Philipe has answered, but I will expand on 2.
This is not an example of さえ ＋ Verb‐ば, here さえ is being used to add some extra nuance to 生きて. The ーて form of verbs and adjectives can be freely followed by the various markers は, も, さえ, など, なんか, ばかり, でも, しか, こそ, のみ, すら to add focus, restriction, emphasis etc. Some examples:
あなたのご親切に頼ってしか生きていけない Only by relying on your kindness can I live on.
法は大多数の人に守られてこそ法の価値がある Law has its value precisely because it is upheld by the majority of people.
それだけの金をかけてまでなぜ難工事のトンネルを掘らねばならないのか Why is it that they have to go to the extent of spending so much money to build a difficult-to-engineer tunnel?
Some examples with ーている:
運動しないで寝てばかりいた身には風呂は応えた His body, having done nothing but lie around without exercise, felt the effect of the hot bath.
起きてだけはいますがまだ歩けません I am on my feet, at least, but I still can't walk.
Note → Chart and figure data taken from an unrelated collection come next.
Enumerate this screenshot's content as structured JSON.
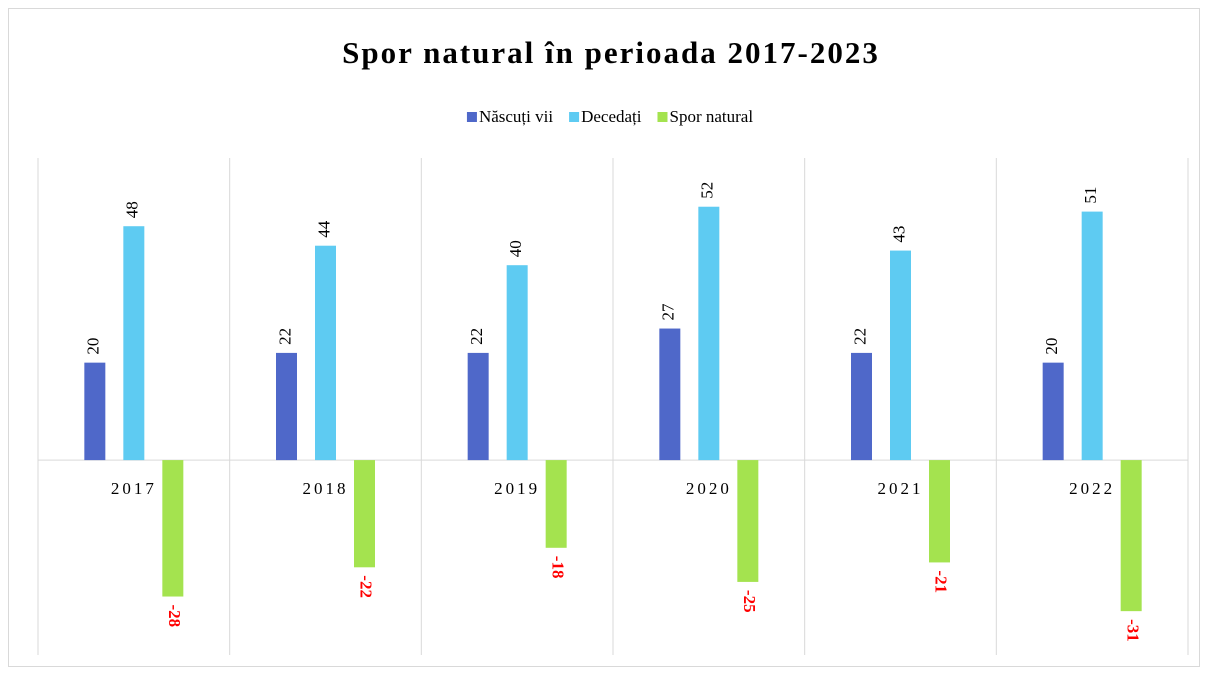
{
  "chart_data": {
    "type": "bar",
    "title": "Spor natural în perioada 2017-2023",
    "categories": [
      "2017",
      "2018",
      "2019",
      "2020",
      "2021",
      "2022"
    ],
    "series": [
      {
        "name": "Născuți vii",
        "color": "#4f68c9",
        "label_color": "#000000",
        "values": [
          20,
          22,
          22,
          27,
          22,
          20
        ]
      },
      {
        "name": "Decedați",
        "color": "#5ecbf2",
        "label_color": "#000000",
        "values": [
          48,
          44,
          40,
          52,
          43,
          51
        ]
      },
      {
        "name": "Spor natural",
        "color": "#a4e34f",
        "label_color": "#ff0000",
        "values": [
          -28,
          -22,
          -18,
          -25,
          -21,
          -31
        ]
      }
    ],
    "ylim": [
      -40,
      62
    ],
    "legend": "top"
  }
}
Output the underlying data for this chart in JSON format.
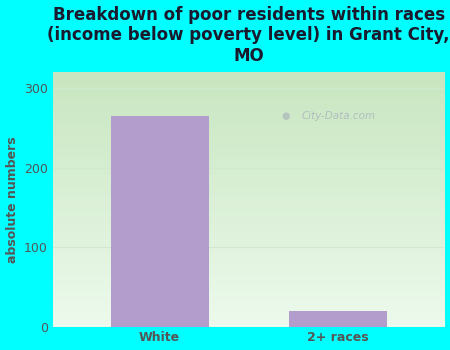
{
  "title": "Breakdown of poor residents within races\n(income below poverty level) in Grant City,\nMO",
  "categories": [
    "White",
    "2+ races"
  ],
  "values": [
    265,
    20
  ],
  "bar_color": "#b39dcd",
  "ylabel": "absolute numbers",
  "ylim": [
    0,
    320
  ],
  "yticks": [
    0,
    100,
    200,
    300
  ],
  "background_color": "#00ffff",
  "grad_top": "#c8e6c0",
  "grad_bottom": "#edfaed",
  "watermark": "City-Data.com",
  "title_fontsize": 12,
  "tick_fontsize": 9,
  "ylabel_fontsize": 9,
  "title_color": "#1a1a2e",
  "tick_color": "#555555",
  "grid_color": "#d0ead0"
}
As discussed elsewhere (here), one meaning of さえ is 'only, just', so the quoted sentence in your example sentence means
'if you [do me the favour of] only/just staying alive/continuing to live'
In the ーたらと思っていた construction, いい has been elided after ーたら, ーたらいい
being a common way to express a hope or wish, 'I wished/hoped that you would keep living/stay alive for me...'.